Wednesday 26th Apr 2017 - RUC Magazine

Are you there Sydney? (Aus)

Under the Gantry

An expat on a visit home has decided that ‘Sydney has lost the plot’ after a night visiting friends costs AUS$284 in fines and fees.

Josh Gaudry, now based in New York, racked up seven tolls, a parking meter fee and, following a brush with one of “Sydney’s most confusing parking signs”, a $248 fine when trying to park for a night out with friends.

Gaudry wrote: “Staying at my parents’ place in the west of Sydney, I ventured into Pyrmont two days before Christmas eager to get out of the house and catch up with old friends whom I hadn’t seen for two years. Driving was the only option and road tolls were a necessary evil I couldn’t dodge. The 40-minute drive from Kellyville racked up four tolls; M7, M2, Lane Cove Tunnel and Harbour Bridge. Each ‘bleep’ on the roam tag was like a tiny kidney punch to my wallet. Upon arriving in Pyrmont, I aimlessly circled the streets for 30 minutes trying to find a parking space.
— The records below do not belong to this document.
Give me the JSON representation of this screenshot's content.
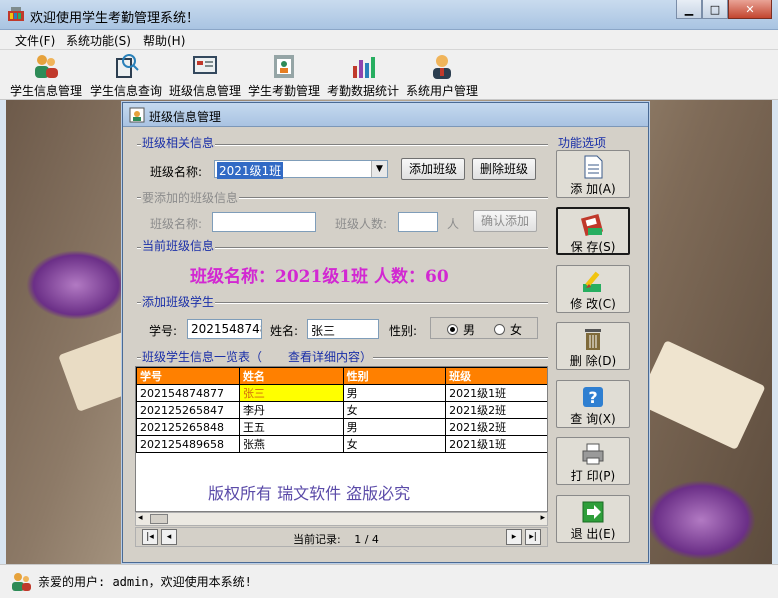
{
  "window": {
    "title": "欢迎使用学生考勤管理系统！",
    "min_glyph": "▁",
    "max_glyph": "□",
    "close_glyph": "✕"
  },
  "menu": {
    "items": [
      "文件(F)",
      "系统功能(S)",
      "帮助(H)"
    ]
  },
  "toolbar": {
    "items": [
      {
        "label": "学生信息管理",
        "icon": "users-icon"
      },
      {
        "label": "学生信息查询",
        "icon": "search-book-icon"
      },
      {
        "label": "班级信息管理",
        "icon": "class-board-icon"
      },
      {
        "label": "学生考勤管理",
        "icon": "attendance-icon"
      },
      {
        "label": "考勤数据统计",
        "icon": "stats-icon"
      },
      {
        "label": "系统用户管理",
        "icon": "admin-user-icon"
      }
    ]
  },
  "dialog": {
    "title": "班级信息管理",
    "class_related": {
      "section": "班级相关信息",
      "class_name_label": "班级名称:",
      "class_name_value": "2021级1班",
      "add_class_btn": "添加班级",
      "delete_class_btn": "删除班级"
    },
    "add_class": {
      "section": "要添加的班级信息",
      "name_label": "班级名称:",
      "count_label": "班级人数:",
      "count_unit": "人",
      "confirm_btn": "确认添加"
    },
    "current_class": {
      "section": "当前班级信息",
      "summary": "班级名称：2021级1班   人数：60"
    },
    "add_student": {
      "section": "添加班级学生",
      "id_label": "学号:",
      "id_value": "202154874877",
      "name_label": "姓名:",
      "name_value": "张三",
      "gender_label": "性别:",
      "male_label": "男",
      "female_label": "女",
      "gender_selected": "男"
    },
    "student_list": {
      "section": "班级学生信息一览表（",
      "section_suffix": "查看详细内容）",
      "columns": [
        "学号",
        "姓名",
        "性别",
        "班级"
      ],
      "rows": [
        [
          "202154874877",
          "张三",
          "男",
          "2021级1班"
        ],
        [
          "202125265847",
          "李丹",
          "女",
          "2021级2班"
        ],
        [
          "202125265848",
          "王五",
          "男",
          "2021级2班"
        ],
        [
          "202125489658",
          "张燕",
          "女",
          "2021级1班"
        ]
      ],
      "watermark": "版权所有  瑞文软件  盗版必究",
      "record_label": "当前记录:",
      "record_value": "1 / 4"
    },
    "functions": {
      "section": "功能选项",
      "buttons": [
        {
          "label": "添 加(A)",
          "icon": "document-icon"
        },
        {
          "label": "保 存(S)",
          "icon": "save-icon"
        },
        {
          "label": "修 改(C)",
          "icon": "edit-icon"
        },
        {
          "label": "删 除(D)",
          "icon": "trash-icon"
        },
        {
          "label": "查 询(X)",
          "icon": "help-icon"
        },
        {
          "label": "打 印(P)",
          "icon": "printer-icon"
        },
        {
          "label": "退 出(E)",
          "icon": "exit-arrow-icon"
        }
      ]
    }
  },
  "status": {
    "text": "亲爱的用户: admin，欢迎使用本系统!"
  },
  "colors": {
    "accent_blue": "#1a2fa8",
    "summary_magenta": "#d228d2",
    "grid_header": "#ff8000",
    "highlight_yellow": "#ffff00"
  }
}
It felt like I was in a Hunger Games race for car space sanctuary. Eventually I found a spot. Or was it? Rubbing my eyes to ensure it wasn’t a mirage, I was confronted by four ambiguous, conflicting parking signs all piled on top of each other to create one monstrous ‘super sign’.
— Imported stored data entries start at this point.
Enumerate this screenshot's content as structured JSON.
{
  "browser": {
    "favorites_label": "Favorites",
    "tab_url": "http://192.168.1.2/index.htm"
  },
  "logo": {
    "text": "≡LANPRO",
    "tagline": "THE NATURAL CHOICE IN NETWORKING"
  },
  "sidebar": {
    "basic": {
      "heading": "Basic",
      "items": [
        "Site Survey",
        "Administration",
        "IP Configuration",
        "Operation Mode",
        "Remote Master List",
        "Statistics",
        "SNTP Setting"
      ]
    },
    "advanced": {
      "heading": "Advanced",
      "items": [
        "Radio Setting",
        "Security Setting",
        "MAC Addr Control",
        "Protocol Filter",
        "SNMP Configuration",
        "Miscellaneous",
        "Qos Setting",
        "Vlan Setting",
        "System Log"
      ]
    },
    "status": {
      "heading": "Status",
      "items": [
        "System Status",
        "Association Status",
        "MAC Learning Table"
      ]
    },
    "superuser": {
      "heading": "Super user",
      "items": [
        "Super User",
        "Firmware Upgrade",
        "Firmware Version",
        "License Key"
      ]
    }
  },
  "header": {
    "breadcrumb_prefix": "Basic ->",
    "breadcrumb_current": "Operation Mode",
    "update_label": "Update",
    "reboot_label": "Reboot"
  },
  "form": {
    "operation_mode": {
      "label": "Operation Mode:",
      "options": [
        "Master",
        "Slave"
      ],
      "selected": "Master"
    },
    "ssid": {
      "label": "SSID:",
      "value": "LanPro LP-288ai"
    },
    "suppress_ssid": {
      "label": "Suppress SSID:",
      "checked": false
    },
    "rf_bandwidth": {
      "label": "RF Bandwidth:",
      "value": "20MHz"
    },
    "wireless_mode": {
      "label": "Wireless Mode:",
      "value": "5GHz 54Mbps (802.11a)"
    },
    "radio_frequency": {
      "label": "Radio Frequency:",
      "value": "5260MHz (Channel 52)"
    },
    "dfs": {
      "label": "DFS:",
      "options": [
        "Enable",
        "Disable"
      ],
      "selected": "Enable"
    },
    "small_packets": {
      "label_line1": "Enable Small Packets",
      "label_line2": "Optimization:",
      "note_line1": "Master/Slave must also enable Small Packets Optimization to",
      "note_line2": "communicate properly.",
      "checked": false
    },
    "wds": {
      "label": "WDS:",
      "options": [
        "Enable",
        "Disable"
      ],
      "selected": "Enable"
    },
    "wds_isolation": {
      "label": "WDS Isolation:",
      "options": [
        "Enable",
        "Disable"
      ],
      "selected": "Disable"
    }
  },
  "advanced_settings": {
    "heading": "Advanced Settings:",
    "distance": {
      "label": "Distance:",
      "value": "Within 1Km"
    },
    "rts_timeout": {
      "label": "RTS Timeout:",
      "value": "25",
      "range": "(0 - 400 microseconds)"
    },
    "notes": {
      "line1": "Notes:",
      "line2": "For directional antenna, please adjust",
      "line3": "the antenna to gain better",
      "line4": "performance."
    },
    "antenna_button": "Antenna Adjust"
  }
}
“I checked it again and again. Not having the mathematical problem-solving capability of Alan Turing, I deduced it was OK to park there. My confidence was validated when I purchased a ticket and displayed it on the dashboard.

“While sipping on my overpriced pint, old friendships were resumed with some deep debate about the order in which one should watch the Star Wars movies if you hadn’t seen any before. I left the conversation to go and pay for more parking. I found an infringement ticket flapping under the windscreen wiper like a fish taking its final breaths. $248 for “disobeying a no stopping sign”. $248!! My first response was one of indignation. Does the punishment fit the crime? Further to my irritation, the charge of “disobeying” surely infers a level of intent to commit that crime. Surely paying and displaying the one-hour $2.70 ticket was evidence I was not willingly committing any crime at all.
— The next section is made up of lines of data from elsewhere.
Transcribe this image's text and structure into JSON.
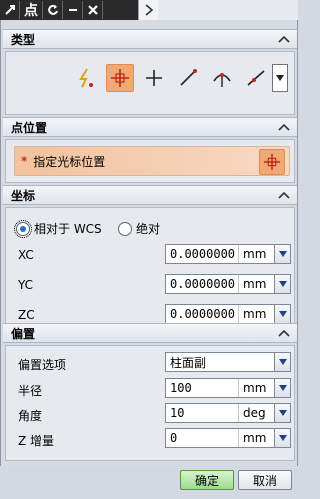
{
  "titlebar": {
    "title": "点",
    "buttons": [
      "reset",
      "minimize",
      "close"
    ]
  },
  "sections": {
    "type": {
      "label": "类型",
      "selected_icon": "point-cursor-location-icon"
    },
    "point_position": {
      "label": "点位置",
      "instruction": "指定光标位置",
      "required_mark": "*"
    },
    "coordinates": {
      "label": "坐标",
      "radio_options": [
        "相对于 WCS",
        "绝对"
      ],
      "selected": "相对于 WCS",
      "fields": [
        {
          "label": "XC",
          "value": "0.0000000",
          "unit": "mm"
        },
        {
          "label": "YC",
          "value": "0.0000000",
          "unit": "mm"
        },
        {
          "label": "ZC",
          "value": "0.0000000",
          "unit": "mm"
        }
      ]
    },
    "offset": {
      "label": "偏置",
      "option_label": "偏置选项",
      "option_value": "柱面副",
      "fields": [
        {
          "label": "半径",
          "value": "100",
          "unit": "mm"
        },
        {
          "label": "角度",
          "value": "10",
          "unit": "deg"
        },
        {
          "label": "Z 增量",
          "value": "0",
          "unit": "mm"
        }
      ]
    }
  },
  "footer": {
    "ok": "确定",
    "cancel": "取消"
  },
  "colors": {
    "accent_orange": "#f0a874",
    "ok_green": "#9ed990"
  }
}
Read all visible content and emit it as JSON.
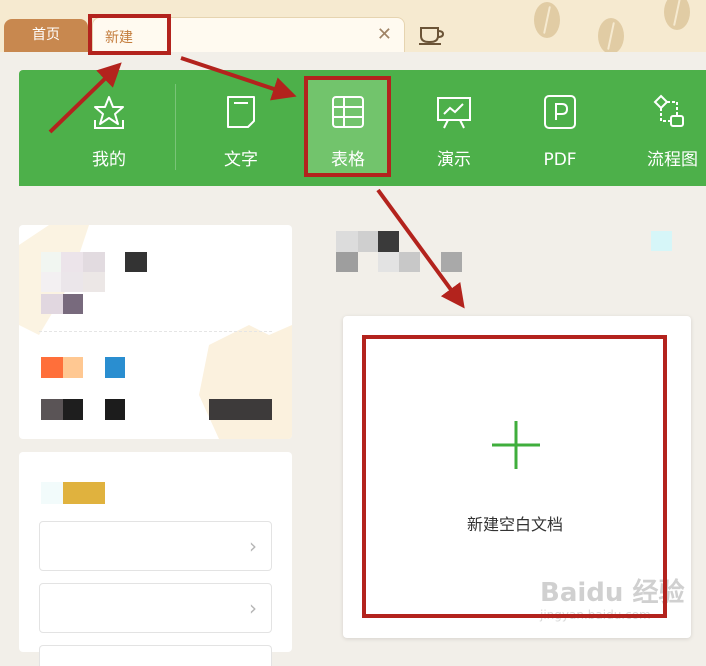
{
  "tabs": {
    "home_label": "首页",
    "new_label": "新建",
    "close_symbol": "✕"
  },
  "toolbar": {
    "items": [
      {
        "label": "我的",
        "icon": "star-icon"
      },
      {
        "label": "文字",
        "icon": "document-icon"
      },
      {
        "label": "表格",
        "icon": "spreadsheet-icon",
        "active": true
      },
      {
        "label": "演示",
        "icon": "presentation-icon"
      },
      {
        "label": "PDF",
        "icon": "pdf-icon"
      },
      {
        "label": "流程图",
        "icon": "flowchart-icon"
      }
    ]
  },
  "main": {
    "new_blank_label": "新建空白文档"
  },
  "colors": {
    "toolbar_green": "#4db04a",
    "active_green": "#72c46c",
    "annotation_red": "#b3231d",
    "tab_brown": "#c8884f"
  },
  "watermark": {
    "logo_text": "Baidu 经验",
    "url_text": "jingyan.baidu.com"
  }
}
“So, screw you Sydney and your overbearing nanny state. I would rather be back in the most heavily policed city in the world of New York. No meat-head bouncers telling me I can’t get in because they don’t like my shoes, no lock out zones at midnight, no food venue shutdowns because of some daft law to avoid loitering, no aimless circling for a carpark oasis that doesn’t exist, no excessive tolls to drive under a bloody tunnel. And certainly no mid-strength beer for $10.”